3.3 Data exploration and spatial analysis
The data exploration, spatial plotting, and analysis was performed with ArcMap™ 10.1, PAST v3.19 (Hammer et al., 2001), and R (R Development Core Team, 2008). All data were projected as a UTM Zone 10N coordinate system (to enable spatial analysis). The existence of spatial autocorrelation in the distribution of Mn nodules m−2 was examined by the global Moran's index (GMI) and Anselin local Moran's index (LMI). Both GMI (Moran, 1948, 1950) and LMI (Anselin, 1995) are well-established for examining the overall (global) and local spatial autocorrelation, respectively (e.g., Goodchild, 1986; Fu et al., 2014). GMI attains values between −1 and 1 with high positive values indicating strong spatial autocorrelation. High positive LMI index values indicate a local cluster. This cluster could be a group of observations with high–high (H–H) or low–low (L–L) values regarding the examined variable. A high negative index value implies local outliers, like high–low (H–L) or low–high (L–H) clusters, in which an observation has a higher or lower value in comparison to its adjacent observations. Both Moran's index analyses were performed in ArcMap™ 10.1 (for parameter settings see Appendix A). One decimal was retained in the presentation of the results from statistical analysis and RF modeling.
3.4 Box corer data
A total of five box corers (0.5 m × 0.5 m surface area) were obtained close to the study area (coordinates not given due to confidentiality). However, one is located within block G77 (Fig. 3a); this is the result of independent sampling schemes and purposes during the cruise. Nevertheless, all box core samples (maximum distance < 1.5 km) were analyzed and used for further analyses. In the three box corers, the number, size, and weight of nodules were measured and the abundance (kg m−2) was estimated (mean value: 26.5 kg m−2). The total number of Mn nodules within each box corer was compared with the number of Mn nodules on the surface resulting in an average ratio of 1.32 (Table 2). This means that ≈25 % of the nodules are not seen on the surface but are completely buried within the sediment (down to a depth of about 15 cm).

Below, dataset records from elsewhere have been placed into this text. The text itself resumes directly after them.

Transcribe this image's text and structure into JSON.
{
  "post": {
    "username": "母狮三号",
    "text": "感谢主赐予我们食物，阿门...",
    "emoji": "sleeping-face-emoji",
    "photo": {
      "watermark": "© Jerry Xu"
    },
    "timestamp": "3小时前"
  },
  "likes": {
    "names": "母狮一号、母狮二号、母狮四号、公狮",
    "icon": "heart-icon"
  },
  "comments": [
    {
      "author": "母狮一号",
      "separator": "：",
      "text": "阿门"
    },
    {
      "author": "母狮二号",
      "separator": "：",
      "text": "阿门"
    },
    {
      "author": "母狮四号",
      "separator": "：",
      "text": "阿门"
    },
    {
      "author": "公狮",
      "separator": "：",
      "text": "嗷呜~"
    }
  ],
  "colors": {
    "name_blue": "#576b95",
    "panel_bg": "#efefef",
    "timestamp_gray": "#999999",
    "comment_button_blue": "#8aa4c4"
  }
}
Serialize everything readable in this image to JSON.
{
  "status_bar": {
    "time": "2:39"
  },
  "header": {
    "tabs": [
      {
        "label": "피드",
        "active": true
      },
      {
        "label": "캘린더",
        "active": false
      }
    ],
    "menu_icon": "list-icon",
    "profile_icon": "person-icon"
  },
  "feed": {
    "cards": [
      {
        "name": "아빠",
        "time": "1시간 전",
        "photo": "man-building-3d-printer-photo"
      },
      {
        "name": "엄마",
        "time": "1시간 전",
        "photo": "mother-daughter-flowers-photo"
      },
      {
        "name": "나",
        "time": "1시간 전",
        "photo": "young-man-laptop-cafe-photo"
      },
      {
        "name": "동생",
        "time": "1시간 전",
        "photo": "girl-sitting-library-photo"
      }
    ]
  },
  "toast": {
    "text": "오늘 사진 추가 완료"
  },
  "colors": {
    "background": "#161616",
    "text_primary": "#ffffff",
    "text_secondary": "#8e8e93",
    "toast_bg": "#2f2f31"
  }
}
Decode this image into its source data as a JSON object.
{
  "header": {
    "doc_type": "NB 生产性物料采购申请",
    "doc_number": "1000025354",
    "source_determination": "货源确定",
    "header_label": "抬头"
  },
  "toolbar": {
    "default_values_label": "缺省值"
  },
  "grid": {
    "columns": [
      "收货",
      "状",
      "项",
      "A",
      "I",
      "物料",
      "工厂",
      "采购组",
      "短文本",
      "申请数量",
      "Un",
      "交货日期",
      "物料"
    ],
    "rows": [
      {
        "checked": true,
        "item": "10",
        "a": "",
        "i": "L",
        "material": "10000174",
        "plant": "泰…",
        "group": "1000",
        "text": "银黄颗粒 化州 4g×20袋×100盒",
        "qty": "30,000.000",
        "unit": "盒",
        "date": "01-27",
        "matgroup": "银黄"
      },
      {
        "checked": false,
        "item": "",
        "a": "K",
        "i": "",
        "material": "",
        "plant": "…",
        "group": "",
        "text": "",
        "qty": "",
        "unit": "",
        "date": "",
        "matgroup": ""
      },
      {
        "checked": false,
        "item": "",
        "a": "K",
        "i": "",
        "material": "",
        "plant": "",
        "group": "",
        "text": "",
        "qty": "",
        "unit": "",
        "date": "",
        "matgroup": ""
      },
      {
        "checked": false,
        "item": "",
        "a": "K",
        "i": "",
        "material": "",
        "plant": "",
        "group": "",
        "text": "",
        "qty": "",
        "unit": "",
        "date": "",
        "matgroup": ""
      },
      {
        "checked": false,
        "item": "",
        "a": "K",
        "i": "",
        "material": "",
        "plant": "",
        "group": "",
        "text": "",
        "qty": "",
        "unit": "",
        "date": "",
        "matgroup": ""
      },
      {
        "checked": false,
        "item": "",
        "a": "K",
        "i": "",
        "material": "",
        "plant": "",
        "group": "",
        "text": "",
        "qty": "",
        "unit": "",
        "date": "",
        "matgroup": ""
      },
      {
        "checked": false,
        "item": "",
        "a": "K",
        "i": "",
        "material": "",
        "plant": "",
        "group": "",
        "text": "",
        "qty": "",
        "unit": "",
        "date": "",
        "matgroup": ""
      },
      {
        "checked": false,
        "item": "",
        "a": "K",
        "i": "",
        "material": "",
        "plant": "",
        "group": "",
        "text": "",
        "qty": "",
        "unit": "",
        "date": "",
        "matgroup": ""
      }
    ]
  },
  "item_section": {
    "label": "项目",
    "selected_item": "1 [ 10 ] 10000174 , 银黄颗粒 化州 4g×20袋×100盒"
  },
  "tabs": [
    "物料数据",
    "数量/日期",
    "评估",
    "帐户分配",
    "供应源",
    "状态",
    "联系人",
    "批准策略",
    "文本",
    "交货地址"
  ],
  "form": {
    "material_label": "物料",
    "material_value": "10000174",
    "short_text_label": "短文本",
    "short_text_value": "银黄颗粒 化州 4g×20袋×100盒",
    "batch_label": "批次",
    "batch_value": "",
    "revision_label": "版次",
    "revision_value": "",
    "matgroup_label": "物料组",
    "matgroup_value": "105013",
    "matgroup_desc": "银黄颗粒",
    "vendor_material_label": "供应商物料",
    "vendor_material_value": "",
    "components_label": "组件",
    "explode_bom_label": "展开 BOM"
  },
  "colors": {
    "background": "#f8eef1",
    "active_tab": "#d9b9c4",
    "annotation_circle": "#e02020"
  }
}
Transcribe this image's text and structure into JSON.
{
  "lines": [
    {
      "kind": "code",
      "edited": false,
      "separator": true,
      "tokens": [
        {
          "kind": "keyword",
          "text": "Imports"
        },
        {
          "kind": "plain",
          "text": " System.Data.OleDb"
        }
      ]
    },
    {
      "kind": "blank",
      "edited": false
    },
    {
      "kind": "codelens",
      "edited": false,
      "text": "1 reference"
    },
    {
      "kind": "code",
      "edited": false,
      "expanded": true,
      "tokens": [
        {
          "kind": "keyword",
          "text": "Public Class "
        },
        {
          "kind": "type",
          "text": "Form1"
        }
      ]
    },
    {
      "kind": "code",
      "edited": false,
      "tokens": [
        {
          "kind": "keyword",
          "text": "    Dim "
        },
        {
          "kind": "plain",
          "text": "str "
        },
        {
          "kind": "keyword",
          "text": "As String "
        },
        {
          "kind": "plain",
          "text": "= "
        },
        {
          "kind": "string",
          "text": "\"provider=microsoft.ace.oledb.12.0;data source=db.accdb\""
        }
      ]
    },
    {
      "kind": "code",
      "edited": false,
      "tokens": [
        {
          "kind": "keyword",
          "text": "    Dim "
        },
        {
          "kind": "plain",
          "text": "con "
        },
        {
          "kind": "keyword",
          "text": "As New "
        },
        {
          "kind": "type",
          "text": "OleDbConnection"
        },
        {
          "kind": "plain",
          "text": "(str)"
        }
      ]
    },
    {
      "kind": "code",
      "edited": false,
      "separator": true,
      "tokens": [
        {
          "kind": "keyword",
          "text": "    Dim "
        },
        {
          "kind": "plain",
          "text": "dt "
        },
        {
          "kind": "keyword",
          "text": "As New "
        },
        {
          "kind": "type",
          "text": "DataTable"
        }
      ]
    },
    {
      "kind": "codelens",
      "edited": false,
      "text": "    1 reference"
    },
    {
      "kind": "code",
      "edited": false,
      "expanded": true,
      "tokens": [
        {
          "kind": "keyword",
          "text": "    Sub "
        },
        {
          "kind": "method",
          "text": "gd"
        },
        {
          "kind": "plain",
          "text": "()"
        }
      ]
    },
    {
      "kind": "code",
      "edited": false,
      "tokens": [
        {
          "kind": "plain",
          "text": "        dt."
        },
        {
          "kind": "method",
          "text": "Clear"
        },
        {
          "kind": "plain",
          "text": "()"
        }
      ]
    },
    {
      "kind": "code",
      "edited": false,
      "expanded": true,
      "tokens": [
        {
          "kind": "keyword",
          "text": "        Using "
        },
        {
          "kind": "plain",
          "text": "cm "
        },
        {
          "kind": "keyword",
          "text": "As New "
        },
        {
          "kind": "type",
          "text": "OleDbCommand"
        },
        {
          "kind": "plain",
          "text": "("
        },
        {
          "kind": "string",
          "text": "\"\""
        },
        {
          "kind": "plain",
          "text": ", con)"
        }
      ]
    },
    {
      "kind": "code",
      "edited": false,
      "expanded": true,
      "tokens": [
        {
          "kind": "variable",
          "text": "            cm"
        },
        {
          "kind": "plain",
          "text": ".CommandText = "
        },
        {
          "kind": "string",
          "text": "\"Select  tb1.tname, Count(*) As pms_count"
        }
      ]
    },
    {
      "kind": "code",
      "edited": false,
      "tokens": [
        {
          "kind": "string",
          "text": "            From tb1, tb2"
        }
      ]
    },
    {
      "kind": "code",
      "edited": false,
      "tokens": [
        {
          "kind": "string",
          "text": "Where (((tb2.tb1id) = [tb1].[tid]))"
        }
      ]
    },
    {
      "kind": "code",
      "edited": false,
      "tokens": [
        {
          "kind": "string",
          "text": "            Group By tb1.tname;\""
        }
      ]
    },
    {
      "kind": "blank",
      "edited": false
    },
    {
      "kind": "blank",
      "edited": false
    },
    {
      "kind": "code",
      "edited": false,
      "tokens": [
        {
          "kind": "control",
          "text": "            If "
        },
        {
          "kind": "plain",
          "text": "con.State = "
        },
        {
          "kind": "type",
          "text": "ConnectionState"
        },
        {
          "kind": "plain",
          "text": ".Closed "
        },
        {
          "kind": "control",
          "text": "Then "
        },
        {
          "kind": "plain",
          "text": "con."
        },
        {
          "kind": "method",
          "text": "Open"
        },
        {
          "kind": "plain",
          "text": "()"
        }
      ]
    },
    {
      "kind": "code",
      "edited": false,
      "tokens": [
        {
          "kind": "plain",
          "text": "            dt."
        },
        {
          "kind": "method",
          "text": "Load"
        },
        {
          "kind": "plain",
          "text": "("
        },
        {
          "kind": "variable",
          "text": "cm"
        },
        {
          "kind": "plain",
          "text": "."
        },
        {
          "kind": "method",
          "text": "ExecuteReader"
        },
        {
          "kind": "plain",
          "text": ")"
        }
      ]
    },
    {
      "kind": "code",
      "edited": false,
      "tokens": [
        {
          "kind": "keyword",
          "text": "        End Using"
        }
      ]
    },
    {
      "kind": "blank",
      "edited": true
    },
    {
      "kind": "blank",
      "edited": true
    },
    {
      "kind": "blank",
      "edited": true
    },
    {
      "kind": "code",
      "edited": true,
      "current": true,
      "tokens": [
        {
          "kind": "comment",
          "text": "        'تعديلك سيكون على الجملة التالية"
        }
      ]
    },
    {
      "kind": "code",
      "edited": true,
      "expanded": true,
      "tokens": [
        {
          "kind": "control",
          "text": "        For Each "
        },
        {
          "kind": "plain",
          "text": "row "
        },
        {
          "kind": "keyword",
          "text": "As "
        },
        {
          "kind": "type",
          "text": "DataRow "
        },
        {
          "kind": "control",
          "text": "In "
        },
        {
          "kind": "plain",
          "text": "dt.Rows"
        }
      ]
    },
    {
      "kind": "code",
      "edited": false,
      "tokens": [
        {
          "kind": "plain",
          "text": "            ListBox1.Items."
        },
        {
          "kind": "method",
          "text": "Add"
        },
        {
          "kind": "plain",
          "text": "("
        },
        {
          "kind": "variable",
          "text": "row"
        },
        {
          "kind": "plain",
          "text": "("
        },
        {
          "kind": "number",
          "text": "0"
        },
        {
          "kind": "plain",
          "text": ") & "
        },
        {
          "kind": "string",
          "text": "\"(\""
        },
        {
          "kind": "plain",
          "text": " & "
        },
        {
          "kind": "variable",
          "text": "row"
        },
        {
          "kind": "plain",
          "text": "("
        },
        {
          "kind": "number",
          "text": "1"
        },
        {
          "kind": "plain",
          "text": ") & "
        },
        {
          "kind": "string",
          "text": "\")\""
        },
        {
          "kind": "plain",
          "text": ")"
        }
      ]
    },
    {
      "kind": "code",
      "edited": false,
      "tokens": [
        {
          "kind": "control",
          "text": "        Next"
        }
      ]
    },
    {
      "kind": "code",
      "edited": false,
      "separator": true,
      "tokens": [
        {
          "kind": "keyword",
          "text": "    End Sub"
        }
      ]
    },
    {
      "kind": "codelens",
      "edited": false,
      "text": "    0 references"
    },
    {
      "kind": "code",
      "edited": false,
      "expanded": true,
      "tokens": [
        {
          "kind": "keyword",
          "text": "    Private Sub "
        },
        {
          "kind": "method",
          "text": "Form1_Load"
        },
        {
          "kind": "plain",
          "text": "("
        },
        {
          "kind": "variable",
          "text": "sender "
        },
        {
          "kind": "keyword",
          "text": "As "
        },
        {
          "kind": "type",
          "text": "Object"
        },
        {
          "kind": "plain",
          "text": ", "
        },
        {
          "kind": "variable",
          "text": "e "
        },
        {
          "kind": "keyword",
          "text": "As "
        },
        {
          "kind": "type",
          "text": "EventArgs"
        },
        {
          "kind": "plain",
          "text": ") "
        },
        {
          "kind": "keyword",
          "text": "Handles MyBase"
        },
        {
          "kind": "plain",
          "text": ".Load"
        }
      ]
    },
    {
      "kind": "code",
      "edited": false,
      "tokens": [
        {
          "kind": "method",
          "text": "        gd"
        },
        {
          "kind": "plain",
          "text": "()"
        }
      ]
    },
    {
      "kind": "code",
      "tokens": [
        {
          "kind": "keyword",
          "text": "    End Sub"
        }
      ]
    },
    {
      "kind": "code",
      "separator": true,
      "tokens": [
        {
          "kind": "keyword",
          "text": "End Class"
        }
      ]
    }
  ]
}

3.5 RF predictive modeling
The RF modeling was performed with the Marine Geospatial Ecology Tools (MGET) toolbox in ArcMap™ 10.1. MGET (Roberts et al., 2010) uses the randomForests R package for classification and regression (Liaw and Wiener, 2002). Our target variable (number of Mn nodules m−2 ) is continuous, so regression was applied. We followed the three main steps to establish a good model by selecting predictor variables, and calibration/training of the model and finally validating the model results.
Selection of predictor variables. The depth (D) and its derivatives (Table 1) were used as predictor variables. Although RFs can handle a high number of predictor variables with similar information, the exclusion of highly correlated variables can improve the RF performance and decrease computation time (Che Hasan, 2014; Li et al., 2016). Thus, the correlation between derivatives was investigated using the Spearman's rank correlation coefficient. None of the variable pairs was perfectly correlated (ρ≥95), and consequently, all of them were used for RF modeling (Appendix A).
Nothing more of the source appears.